Most employers say that they are reluctant to create jobs in an uncertain environment, where they are going to pay more tomorrow to comply with new regulations, from Obamacare to Dodd- Frank. The President himself even acknowledged that regulatory overreach has “stifled innovation” and has had a “chilling effect on growth and jobs.” However, his regulatory review only came up with proposed cuts representing a mere $2 billion out of a $1.7 trillion regulatory spend that won’t do anything for anybody.
It’s time to get serious. Fortunately, some politicians are getting this. New York governor Andrew Cuomo, a Democrat, recently vetoed legislation that would require manufacturers of sippy cups and baby bottles to use a warning label that the Daily News said read like a “fat paragraph from deep in the middle of a car lease.”

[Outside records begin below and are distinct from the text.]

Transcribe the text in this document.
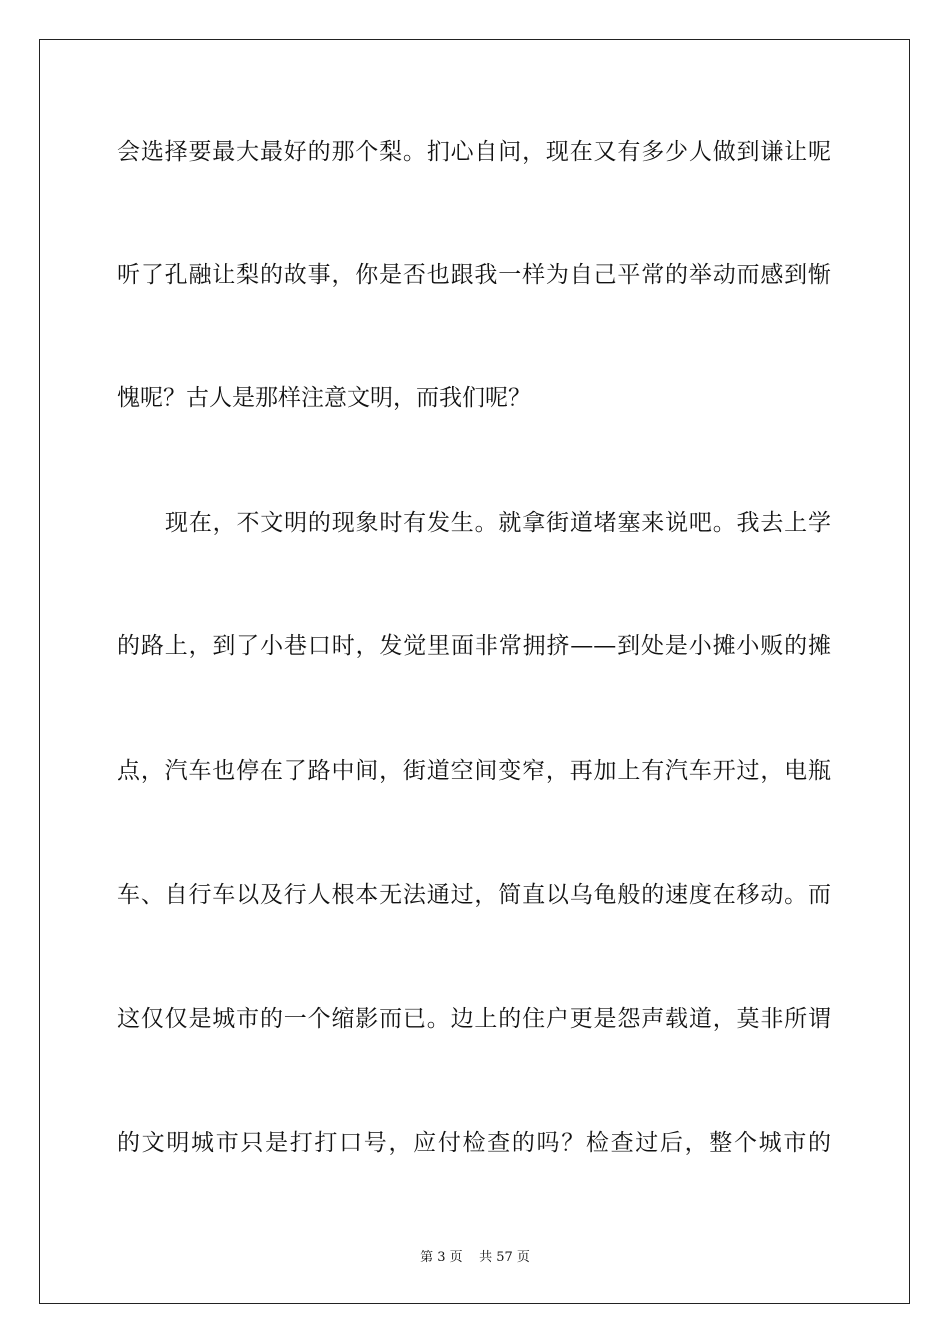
会选择要最大最好的那个梨。扪心自问，现在又有多少人做到谦让呢
听了孔融让梨的故事，你是否也跟我一样为自己平常的举动而感到惭
愧呢？古人是那样注意文明，而我们呢？
现在，不文明的现象时有发生。就拿街道堵塞来说吧。我去上学
的路上，到了小巷口时，发觉里面非常拥挤——到处是小摊小贩的摊
点，汽车也停在了路中间，街道空间变窄，再加上有汽车开过，电瓶
车、自行车以及行人根本无法通过，简直以乌龟般的速度在移动。而
这仅仅是城市的一个缩影而已。边上的住户更是怨声载道，莫非所谓
的文明城市只是打打口号，应付检查的吗？检查过后，整个城市的
第 3 页    共 57 页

Last Spring Rep. Reid Ribble (R-WI), a former small business owner, introduced a bill (HR 2898) that would place a 24-month moratorium on the majority of new federal regulations, at least until unemployment falls below 7.7 percent. The effect would allow business owners to focus on growing their business instead of focusing on the growing—now at 180 million words—rules in the Federal Register.

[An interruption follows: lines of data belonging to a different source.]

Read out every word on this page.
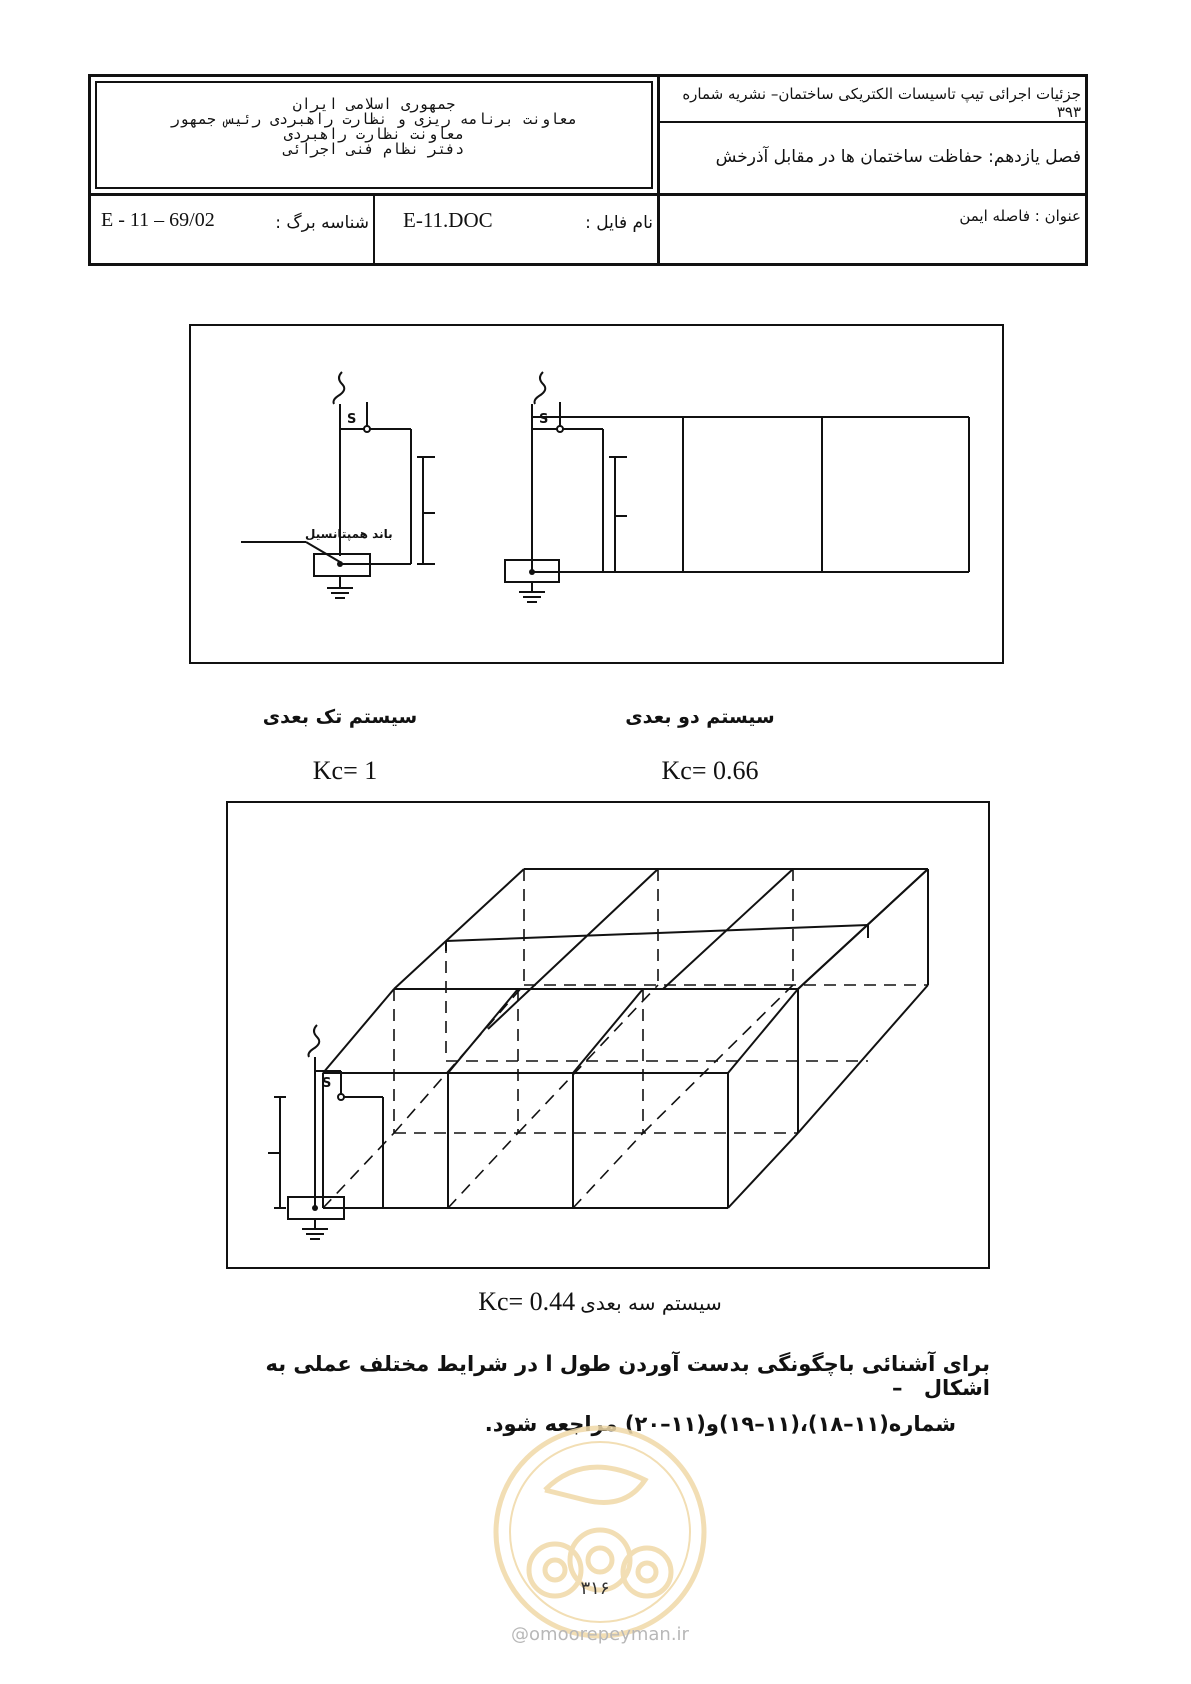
جزئیات اجرائی تیپ تاسیسات الکتریکی ساختمان– نشریه شماره ۳۹۳
فصل یازدهم: حفاظت ساختمان ها در مقابل آذرخش
عنوان : فاصله ایمن
جمهوری اسلامی ایران
معاونت برنامه ریزی و نظارت راهبردی رئیس جمهور
معاونت نظارت راهبردی
دفتر نظام فنی اجرائی
نام فایل :
E-11.DOC
شناسه برگ :
E - 11 – 69/02
S	S
باند همپتانسیل
سیستم تک بعدی	سیستم دو بعدی
Kc= 1	Kc= 0.66
S
Kc= 0.44 سیستم سه بعدی
برای آشنائی باچگونگی بدست آوردن طول l در شرایط مختلف عملی به اشکال –
شماره(۱۱–۱۸)،(۱۱–۱۹)و(۱۱–۲۰) مراجعه شود.
۳۱۶
@omoorepeyman.ir
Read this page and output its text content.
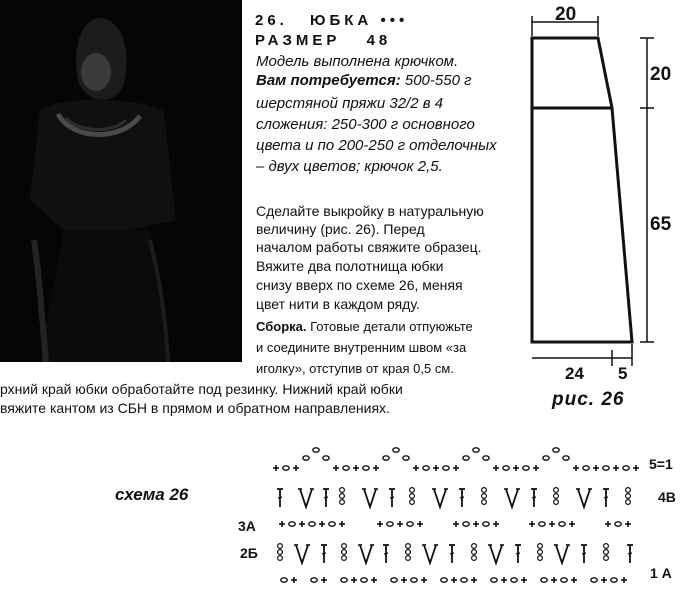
26. ЮБКА •••
РАЗМЕР 48
Модель выполнена крючком.
Вам потребуется: 500-550 г
шерстяной пряжи 32/2 в 4
сложения: 250-300 г основного
цвета и по 200-250 г отделочных
– двух цветов; крючок 2,5.
Сделайте выкройку в натуральную
величину (рис. 26). Перед
началом работы свяжите образец.
Вяжите два полотнища юбки
снизу вверх по схеме 26, меняя
цвет нити в каждом ряду.
Сборка. Готовые детали отпуюжьте
и соедините внутренним швом «за
иголку», отступив от края 0,5 см.
рхний край юбки обработайте под резинку. Нижний край юбки
вяжите кантом из СБН в прямом и обратном направлениях.
20
20
65
24 5
рис. 26
схема 26
5=1
4В
3А
2Б
1 А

But why stop there? Data show that reducing the size of the federal regulatory bureaucracy by even modest amounts will have significant, positive effects on both GDP and private sector jobs. In an empirical study conducted by the Phoenix Center for Advanced Legal & Economic Studies, using 50 years of data, researchers found that even a modest five percent reduction in the regulatory budget would yield an average annual boost of $75 billion and an annual average increase of more than 1.2 million net new jobs. On average, the Center found that eliminating the job of a single regulator grows the economy by $6.2 million and nearly 100 private sector jobs annually. Conversely, each million dollar increase in the regulatory budget costs the economy 420 private sector jobs.

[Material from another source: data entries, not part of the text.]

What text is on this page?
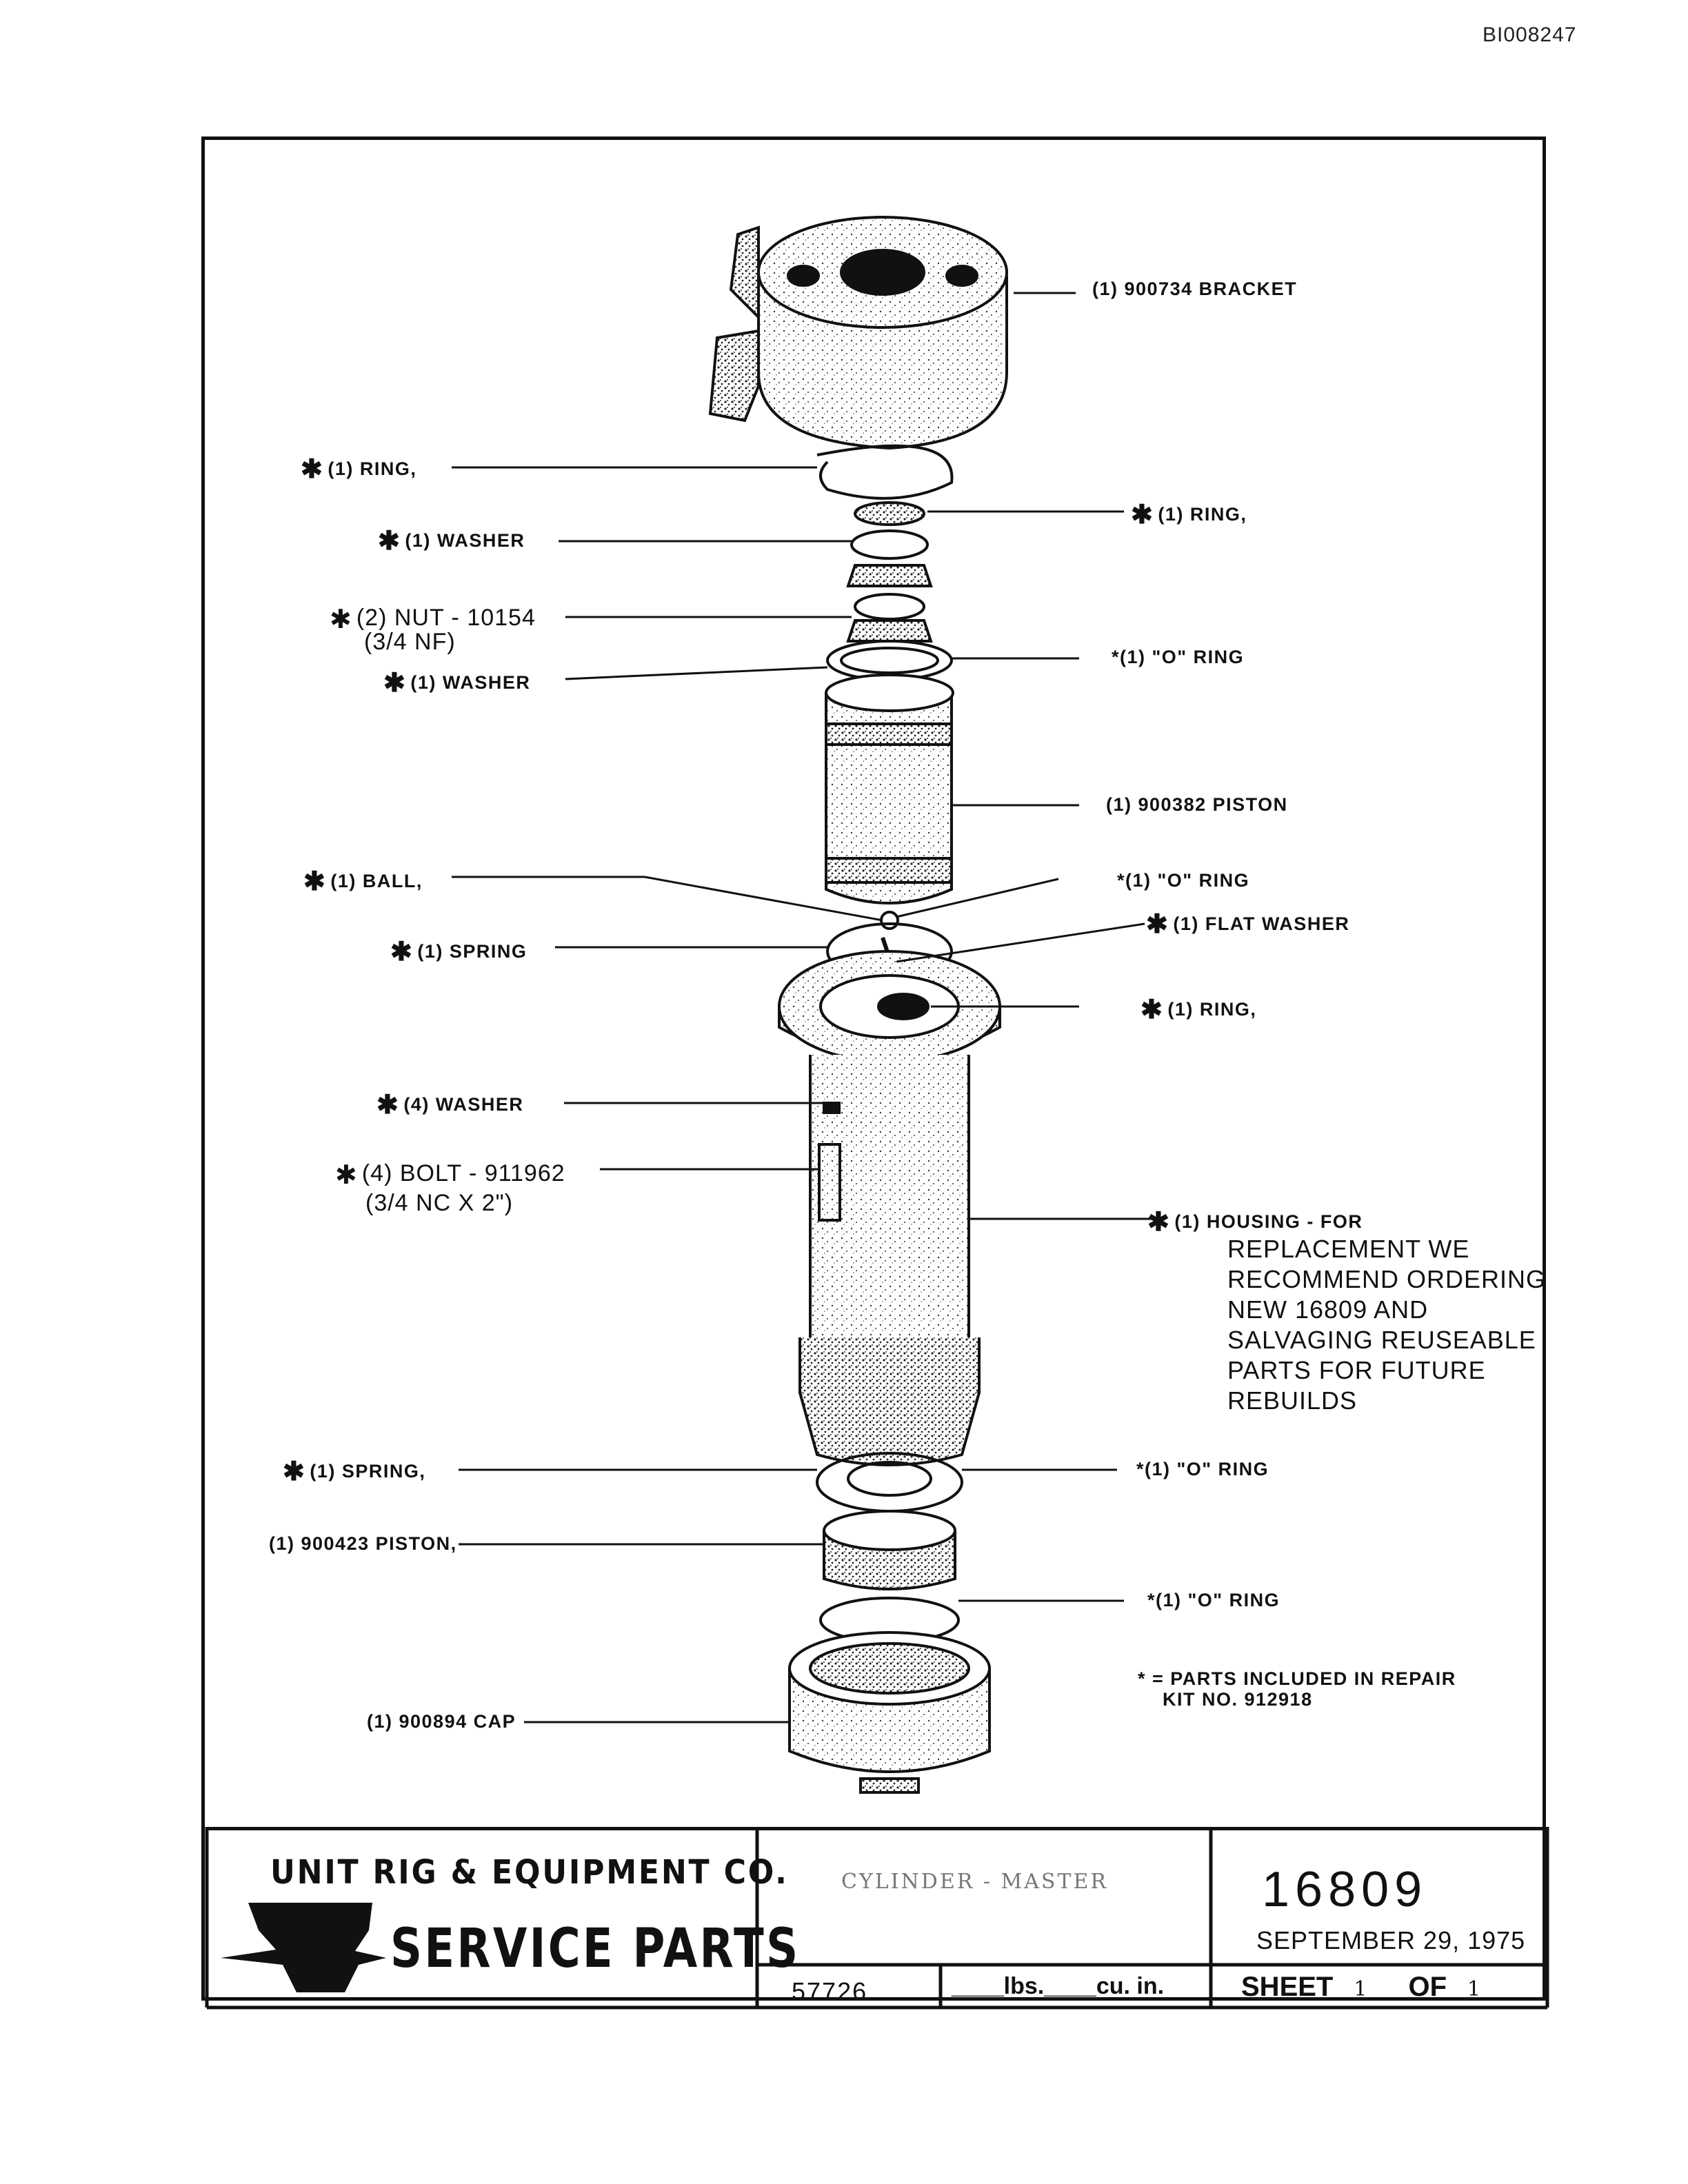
BI008247
(1) 900734 BRACKET
✱ (1) RING,
✱ (1) RING,
✱ (1) WASHER
✱ (2) NUT - 10154
(3/4 NF)
✱ (1) WASHER
*(1) "O" RING
(1) 900382 PISTON
✱ (1) BALL,	*(1) "O" RING
✱ (1) FLAT WASHER
✱ (1) SPRING
✱ (1) RING,
✱ (4) WASHER
✱ (4) BOLT - 911962
(3/4 NC X 2")
✱ (1) HOUSING - FOR
REPLACEMENT WE
RECOMMEND ORDERING
NEW 16809 AND
SALVAGING REUSEABLE
PARTS FOR FUTURE
REBUILDS
✱ (1) SPRING,	*(1) "O" RING
(1) 900423 PISTON,
*(1) "O" RING
(1) 900894 CAP
* = PARTS INCLUDED IN REPAIR
KIT NO. 912918
UNIT RIG & EQUIPMENT CO.
SERVICE PARTS
CYLINDER - MASTER	16809
SEPTEMBER 29, 1975
57726	____lbs.____cu. in.	SHEET 1 OF 1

Boost to GDP and Private Sector Jobs from Reductions in Federal Regulatory Spending
Target Budget Adjustment = -5% (12,109 federal jobs)
|Average Annual Increase||$82||1,188,197|
Source: Phoenix Center for Advanced Legal & Economic Public Policy Studies, www.phoenix-center.org
Let’s be clear: no one advocates a meat cleaver approach. There are societal benefits to some regulations. But, as Dr. T Randolph Beard, Phoenix Center Fellow and professor of economics at Auburn University, observes, “…the macroeconomic effects of regulation have not been adequately considered.” Like Nixon going to China, Obama could slay the regulatory leviathan and still come out ahead. For a cost of just over 12,000 federal regulatory jobs, he could create 1.2 million net new jobs in the private sector for his constituents — many of whom would likely show their gratitude come November of next year.